Active since his 3-year-old season in 1991, the son of Transworld won 19 races over fences (two in England, and 17 on American courses) to overshadow nearly every other American jumper for nine seasons.

"He's one of a kind, that's for sure," Miller said after the Keeneland win. "You try to look for what he has in other horses—but most of the time it's just not there."

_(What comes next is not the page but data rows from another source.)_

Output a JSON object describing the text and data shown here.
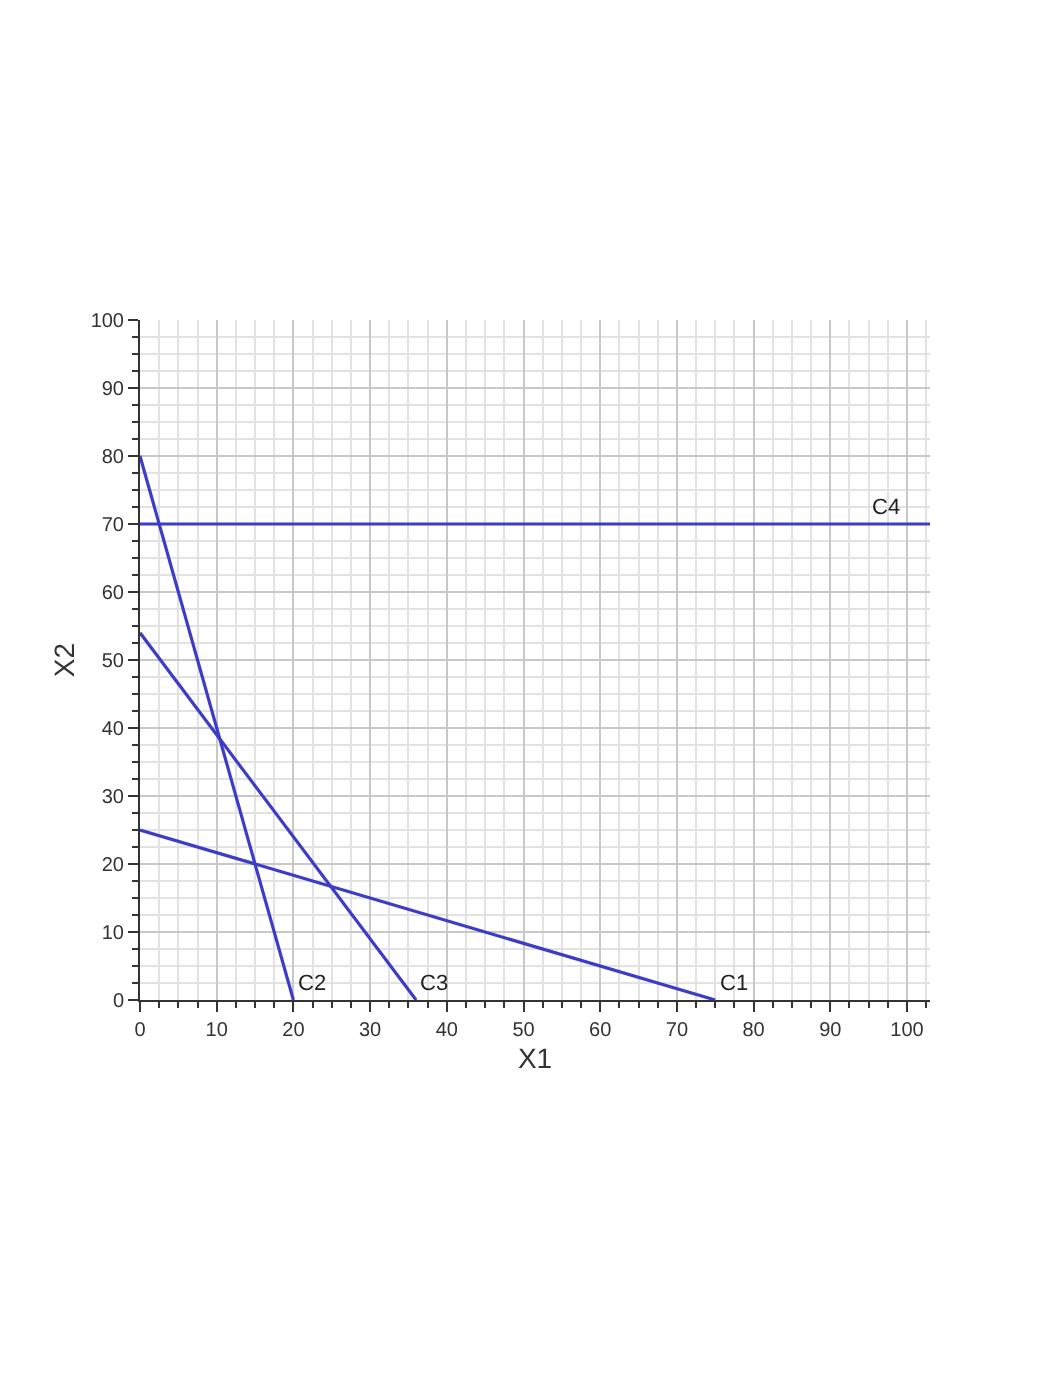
{
  "chart_data": {
    "type": "line",
    "xlabel": "X1",
    "ylabel": "X2",
    "xlim": [
      0,
      103
    ],
    "ylim": [
      0,
      100
    ],
    "xticks": [
      0,
      10,
      20,
      30,
      40,
      50,
      60,
      70,
      80,
      90,
      100
    ],
    "yticks": [
      0,
      10,
      20,
      30,
      40,
      50,
      60,
      70,
      80,
      90,
      100
    ],
    "grid": true,
    "marker": "none",
    "line_style": "solid",
    "series": [
      {
        "color": "#3c3cc8",
        "x": [
          0,
          75
        ],
        "values": [
          25,
          0
        ]
      },
      {
        "color": "#3c3cc8",
        "x": [
          0,
          20
        ],
        "values": [
          80,
          0
        ]
      },
      {
        "color": "#3c3cc8",
        "x": [
          0,
          36
        ],
        "values": [
          54,
          0
        ]
      },
      {
        "color": "#3c3cc8",
        "x": [
          0,
          103
        ],
        "values": [
          70,
          70
        ]
      }
    ],
    "annotations": [
      {
        "text": "C1",
        "x": 75,
        "y": 0
      },
      {
        "text": "C2",
        "x": 20,
        "y": 0
      },
      {
        "text": "C3",
        "x": 36,
        "y": 0
      },
      {
        "text": "C4",
        "x": 95,
        "y": 70
      }
    ]
  }
}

In 1999, the future Hall of Famer added fabled Keeneland to his list of conquests. Hosting its second annual steeplechase visit, the Lexington track carded the year's richest race on April 23 and attracted the year's best field. Four (NSA) grade I winners lined up for the 21/2-mile race.

From a powerful win in the Carolina Cup a month earlier, Lonesome Glory caught Romantic and Master McGrath in the stretch and held off a late run from Dalton River to win by two lengths. Racing near the lead throughout and flashing his ageless jumping style, Lonesome Glory overwhelmed his rivals and left the track as the championship favorite. The nearly 15,000 on hand for closing day of the track's spring meet roared their approval—and joined the fan club.

"He loves Kentucky," regular jockey Blythe Miller said after the win. "The crowd is so into it here, it's different than in some places we go and I think he notices things like that."

Before Keeneland, Lonesome Glory clobbered Carolina with an easy score against lesser competition in the March 27 Carolina Cup. Fittingly, an all-time American steeplechase record crowd of 69,500 attended the race.

Like the Keeneland fans, the Carolinians saw history. The two races were Lonesome Glory's final starts.

Shelved for a planned vacation through the late spring and summer, Lonesome Glory aimed for a fall return and a championship showdown in the Colonial Cup (NSA-I), but injured a tendon four days before the Nov. 21 Colonial Cup. Officially a slight tear in his left front leg, the injury would not have ended the career of a younger horse but pushed this champion on to a life of fields and foxhunting.

The new career brings Lonesome Glory, named after an area hunted by the Jeffords' family's Andrew Bridge Hounds in Pennsylvania, in full circle. One of nine horses inherited by Jeffords when her husband Walter M. Jeffords Jr. died in 1990, Lonesome Glory never raced on the flat and was sent to Miller as a 2-year-old after proving too headstrong to be a show horse.

His fifth Eclipse Award sets a steeplechase record, and moves Lonesome Glory into the company of horses who have won five times or more: Forego, John Henry, Affirmed, and Secretariat. At age 11, Lonesome Glory is the oldest steeplechase champion.